Insegnamento cellule nr. 16 Dicembre 2016

Mi sono fatto servo di tutti per guadagnarne il maggior numero…” (1Cor 9,19)

Carissimi/e,

questa sera commenteremo i capitoli 9 e 10. Paolo ritorna sul problema della carne sacrificata agli idoli e porta nuove argomentazioni per giustificare ciò che aveva affermato, cioè che la carne si può mangiare perché gli idoli non esistono, ma se esiste un problema di scandalo cioè se si dà l’idea che anche noi cristiani crediamo agli idoli allora non è assolutamente bene mangiarla.
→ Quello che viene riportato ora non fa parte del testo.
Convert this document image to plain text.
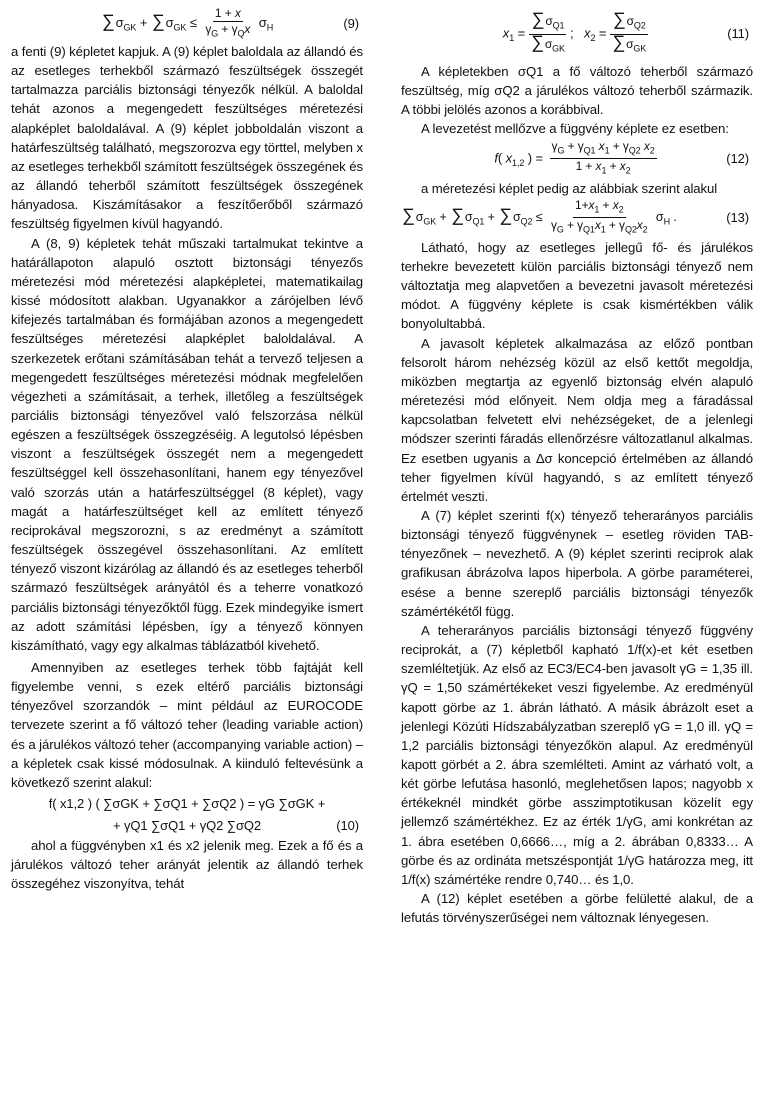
$\sum\sigma_{GK} + \sum\sigma_{GK} \le \frac{1 + x}{\gamma_G + \gamma_Qx} \sigma_H$	(9)

a fenti (9) képletet kapjuk. A (9) képlet baloldala az állandó és az esetleges terhekből származó feszültségek összegét tartalmazza parciális biztonsági tényezők nélkül. A baloldal tehát azonos a megengedett feszültséges méretezési alapképlet baloldalával. A (9) képlet jobboldalán viszont a határfeszültség található, megszorozva egy törttel, melyben x az esetleges terhekből számított feszültségek összegének és az állandó teherből számított feszültségek összegének hányadosa. Kiszámításakor a feszítőerőből származó feszültség figyelmen kívül hagyandó.

A (8, 9) képletek tehát műszaki tartalmukat tekintve a határállapoton alapuló osztott biztonsági tényezős méretezési mód méretezési alapképletei, matematikailag kissé módosított alakban. Ugyanakkor a zárójelben lévő kifejezés tartalmában és formájában azonos a megengedett feszültséges méretezési alapképlet baloldalával. A szerkezetek erőtani számításában tehát a tervező teljesen a megengedett feszültséges méretezési módnak megfelelően végezheti a számításait, a terhek, illetőleg a feszültségek parciális biztonsági tényezővel való felszorzása nélkül egészen a feszültségek összegzéséig. A legutolsó lépésben viszont a feszültségek összegét nem a megengedett feszültséggel kell összehasonlítani, hanem egy tényezővel való szorzás után a határfeszültséggel (8 képlet), vagy magát a határfeszültséget kell az említett tényező reciprokával megszorozni, s az eredményt a számított feszültségek összegével összehasonlítani. Az említett tényező viszont kizárólag az állandó és az esetleges teherből származó feszültségek arányától és a teherre vonatkozó parciális biztonsági tényezőktől függ. Ezek mindegyike ismert az adott számítási lépésben, így a tényező könnyen kiszámítható, vagy egy alkalmas táblázatból kivehető.

Amennyiben az esetleges terhek több fajtáját kell figyelembe venni, s ezek eltérő parciális biztonsági tényezővel szorzandók – mint például az EUROCODE tervezete szerint a fő változó teher (leading variable action) és a járulékos változó teher (accompanying variable action) – a képletek csak kissé módosulnak. A kiinduló feltevésünk a következő szerint alakul:

f( x1,2 ) ( ∑σGK + ∑σQ1 + ∑σQ2 ) = γG ∑σGK +
+ γQ1 ∑σQ1 + γQ2 ∑σQ2	(10)

ahol a függvényben x1 és x2 jelenik meg. Ezek a fő és a járulékos változó teher arányát jelentik az állandó terhek összegéhez viszonyítva, tehát

$x_1 = \frac{\sum\sigma_{Q1}}{\sum\sigma_{GK}}$ ;   $x_2 = \frac{\sum\sigma_{Q2}}{\sum\sigma_{GK}}$	(11)

A képletekben σQ1 a fő változó teherből származó feszültség, míg σQ2 a járulékos változó teherből származik. A többi jelölés azonos a korábbival.

A levezetést mellőzve a függvény képlete ez esetben:

f( $x_{1,2}$ ) = $\frac{\gamma_G + \gamma_{Q1} x_1 + \gamma_{Q2} x_2}{1 + x_1 + x_2}$	(12)

a méretezési képlet pedig az alábbiak szerint alakul

$\sum\sigma_{GK} + \sum\sigma_{Q1} + \sum\sigma_{Q2} \le \frac{1+x_1 + x_2}{\gamma_G + \gamma_{Q1}x_1 + \gamma_{Q2}x_2} \sigma_H$ .	(13)

Látható, hogy az esetleges jellegű fő- és járulékos terhekre bevezetett külön parciális biztonsági tényező nem változtatja meg alapvetően a bevezetni javasolt méretezési módot. A függvény képlete is csak kismértékben válik bonyolultabbá.

A javasolt képletek alkalmazása az előző pontban felsorolt három nehézség közül az első kettőt megoldja, miközben megtartja az egyenlő biztonság elvén alapuló méretezési mód előnyeit. Nem oldja meg a fáradással kapcsolatban felvetett elvi nehézségeket, de a jelenlegi módszer szerinti fáradás ellenőrzésre változatlanul alkalmas. Ez esetben ugyanis a Δσ koncepció értelmében az állandó teher figyelmen kívül hagyandó, s az említett tényező értelmét veszti.

A (7) képlet szerinti f(x) tényező teherarányos parciális biztonsági tényező függvénynek – esetleg röviden TAB-tényezőnek – nevezhető. A (9) képlet szerinti reciprok alak grafikusan ábrázolva lapos hiperbola. A görbe paraméterei, esése a benne szereplő parciális biztonsági tényezők számértékétől függ.

A teherarányos parciális biztonsági tényező függvény reciprokát, a (7) képletből kapható 1/f(x)-et két esetben szemléltetjük. Az első az EC3/EC4-ben javasolt γG = 1,35 ill. γQ = 1,50 számértékeket veszi figyelembe. Az eredményül kapott görbe az 1. ábrán látható. A másik ábrázolt eset a jelenlegi Közúti Hídszabályzatban szereplő γG = 1,0 ill. γQ = 1,2 parciális biztonsági tényezőkön alapul. Az eredményül kapott görbét a 2. ábra szemlélteti. Amint az várható volt, a két görbe lefutása hasonló, meglehetősen lapos; nagyobb x értékeknél mindkét görbe asszimptotikusan közelít egy jellemző számértékhez. Ez az érték 1/γG, ami konkrétan az 1. ábra esetében 0,6666…, míg a 2. ábrában 0,8333… A görbe és az ordináta metszéspontját 1/γG határozza meg, itt 1/f(x) számértéke rendre 0,740… és 1,0.

A (12) képlet esetében a görbe felületté alakul, de a lefutás törvényszerűségei nem változnak lényegesen.
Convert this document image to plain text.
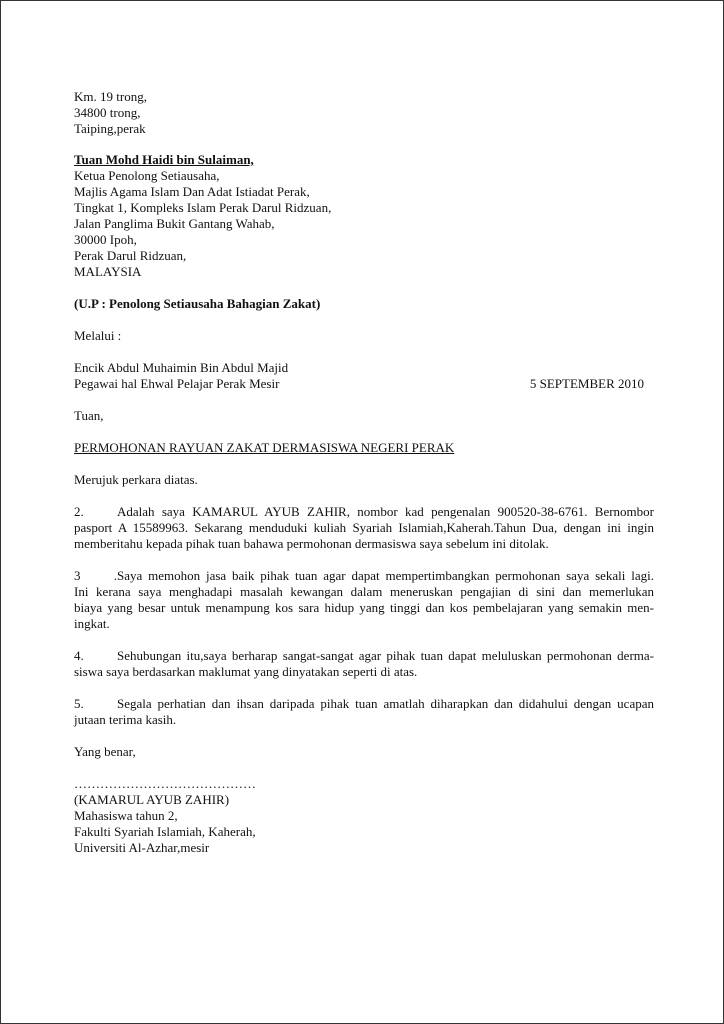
Km. 19 trong,
34800 trong,
Taiping,perak
Tuan Mohd Haidi bin Sulaiman,
Ketua Penolong Setiausaha,
Majlis Agama Islam Dan Adat Istiadat Perak,
Tingkat 1, Kompleks Islam Perak Darul Ridzuan,
Jalan Panglima Bukit Gantang Wahab,
30000 Ipoh,
Perak Darul Ridzuan,
MALAYSIA
(U.P : Penolong Setiausaha Bahagian Zakat)
Melalui :
Encik Abdul Muhaimin Bin Abdul Majid
Pegawai hal Ehwal Pelajar Perak Mesir	5 SEPTEMBER 2010
Tuan,
PERMOHONAN RAYUAN ZAKAT DERMASISWA NEGERI PERAK
Merujuk perkara diatas.
2.	Adalah saya KAMARUL AYUB ZAHIR, nombor kad pengenalan 900520-38-6761. Bernombor
pasport A 15589963. Sekarang menduduki kuliah Syariah Islamiah,Kaherah.Tahun Dua, dengan ini ingin
memberitahu kepada pihak tuan bahawa permohonan dermasiswa saya sebelum ini ditolak.
3 .Saya memohon jasa baik pihak tuan agar dapat mempertimbangkan permohonan saya sekali lagi.
Ini kerana saya menghadapi masalah kewangan dalam meneruskan pengajian di sini dan memerlukan
biaya yang besar untuk menampung kos sara hidup yang tinggi dan kos pembelajaran yang semakin men-
ingkat.
4.	Sehubungan itu,saya berharap sangat-sangat agar pihak tuan dapat meluluskan permohonan derma-
siswa saya berdasarkan maklumat yang dinyatakan seperti di atas.
5.	Segala perhatian dan ihsan daripada pihak tuan amatlah diharapkan dan didahului dengan ucapan
jutaan terima kasih.
Yang benar,
……………………………………
(KAMARUL AYUB ZAHIR)
Mahasiswa tahun 2,
Fakulti Syariah Islamiah, Kaherah,
Universiti Al-Azhar,mesir
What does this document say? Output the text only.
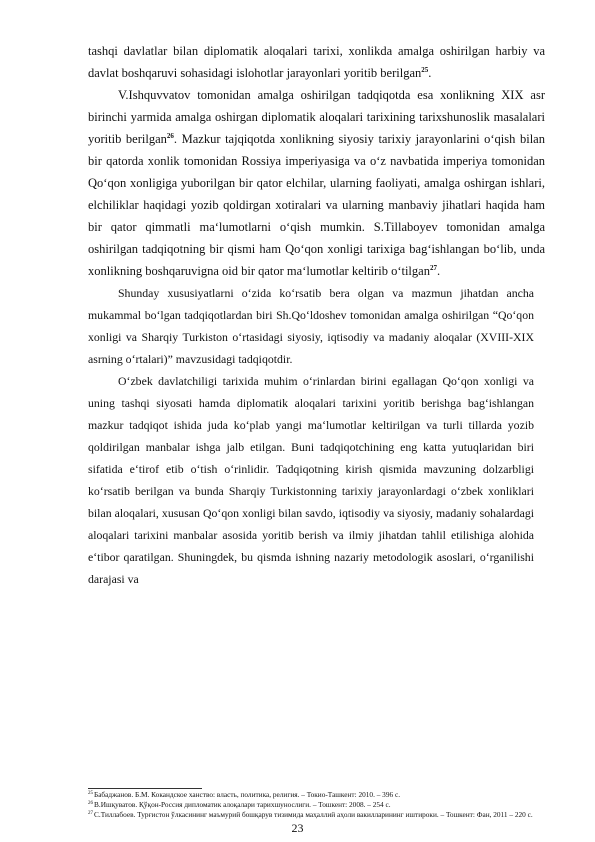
tashqi davlatlar bilan diplomatik aloqalari tarixi, xonlikda amalga oshirilgan harbiy va davlat boshqaruvi sohasidagi islohotlar jarayonlari yoritib berilgan$^{25}$.

V.Ishquvvatov tomonidan amalga oshirilgan tadqiqotda esa xonlikning XIX asr birinchi yarmida amalga oshirgan diplomatik aloqalari tarixining tarixshunoslik masalalari yoritib berilgan$^{26}$. Mazkur tajqiqotda xonlikning siyosiy tarixiy jarayonlarini o‘qish bilan bir qatorda xonlik tomonidan Rossiya imperiyasiga va o‘z navbatida imperiya tomonidan Qo‘qon xonligiga yuborilgan bir qator elchilar, ularning faoliyati, amalga oshirgan ishlari, elchiliklar haqidagi yozib qoldirgan xotiralari va ularning manbaviy jihatlari haqida ham bir qator qimmatli ma‘lumotlarni o‘qish mumkin. S.Tillaboyev tomonidan amalga oshirilgan tadqiqotning bir qismi ham Qo‘qon xonligi tarixiga bag‘ishlangan bo‘lib, unda xonlikning boshqaruvigna oid bir qator ma‘lumotlar keltirib o‘tilgan$^{27}$.

Shunday xususiyatlarni o‘zida ko‘rsatib bera olgan va mazmun jihatdan ancha mukammal bo‘lgan tadqiqotlardan biri Sh.Qo‘ldoshev tomonidan amalga oshirilgan “Qo‘qon xonligi va Sharqiy Turkiston o‘rtasidagi siyosiy, iqtisodiy va madaniy aloqalar (XVIII-XIX asrning o‘rtalari)” mavzusidagi tadqiqotdir.

O‘zbek davlatchiligi tarixida muhim o‘rinlardan birini egallagan Qo‘qon xonligi va uning tashqi siyosati hamda diplomatik aloqalari tarixini yoritib berishga bag‘ishlangan mazkur tadqiqot ishida juda ko‘plab yangi ma‘lumotlar keltirilgan va turli tillarda yozib qoldirilgan manbalar ishga jalb etilgan. Buni tadqiqotchining eng katta yutuqlaridan biri sifatida e‘tirof etib o‘tish o‘rinlidir. Tadqiqotning kirish qismida mavzuning dolzarbligi ko‘rsatib berilgan va bunda Sharqiy Turkistonning tarixiy jarayonlardagi o‘zbek xonliklari bilan aloqalari, xususan Qo‘qon xonligi bilan savdo, iqtisodiy va siyosiy, madaniy sohalardagi aloqalari tarixini manbalar asosida yoritib berish va ilmiy jihatdan tahlil etilishiga alohida e‘tibor qaratilgan. Shuningdek, bu qismda ishning nazariy metodologik asoslari, o‘rganilishi darajasi va

$^{25}$Бабаджанов. Б.М. Кокандское ханство: власть, политика, религия. – Токио-Ташкент: 2010. – 396 c.

$^{26}$В.Ишқуватов. Қўқон-Россия дипломатик алоқалари тарихшунослиги. – Тошкент: 2008. – 254 c.

$^{27}$С.Тиллабоев. Турғистон ўлкасининг маъмурий бошқарув тизимида маҳаллий аҳоли вакилларининг иштироки. – Тошкент: Фан, 2011 – 220 с.

23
Questo principio dove si finalizza tutto al bene spirituale dei fratelli e delle sorelle è davvero un principio ecclesiale di grande importanza. Vale la pena insistere su di esso perché quando non lo  si osserva  allora nascono  malintesi, giudizi cattivi, divisioni  e anche si può indurre le persone più fragili a comportamenti sbagliati od addirittura ad abbandonare la fede o la pratica religiosa. L’amore ai fratelli e al Vangelo non può permettere una cosa del genere. Quando manca l’amore  si può dire che la Chiesa è tutta da rifare,  anche se pare  grande e forte. All’attenzione verso le persone più fragili ci richiama l’insegnamento del Signore quando di fronte agli Apostoli che bisticciavano tra di loro per i primi posti,  prese un bambino e disse: “chiunque diventerà piccolo come questo bambino sarà il più grande nel regno dei cieli.” (Mt 18,4).  Aggiunse poi  che “chi scandalizza uno solo di questi piccoli che credono in me, sarebbe meglio per lui che gli fosse appesa al collo una macina e fosse gettato negli abissi del mare” (Mt. 18,6).  Anche la  nostra esperienza di parrocchia ci dice che   quando siamo attenti ai piccoli e  sappiamo accogliere chi è in  difficoltà, siamo più uniti tra noi e la vita comunitaria è gioiosa.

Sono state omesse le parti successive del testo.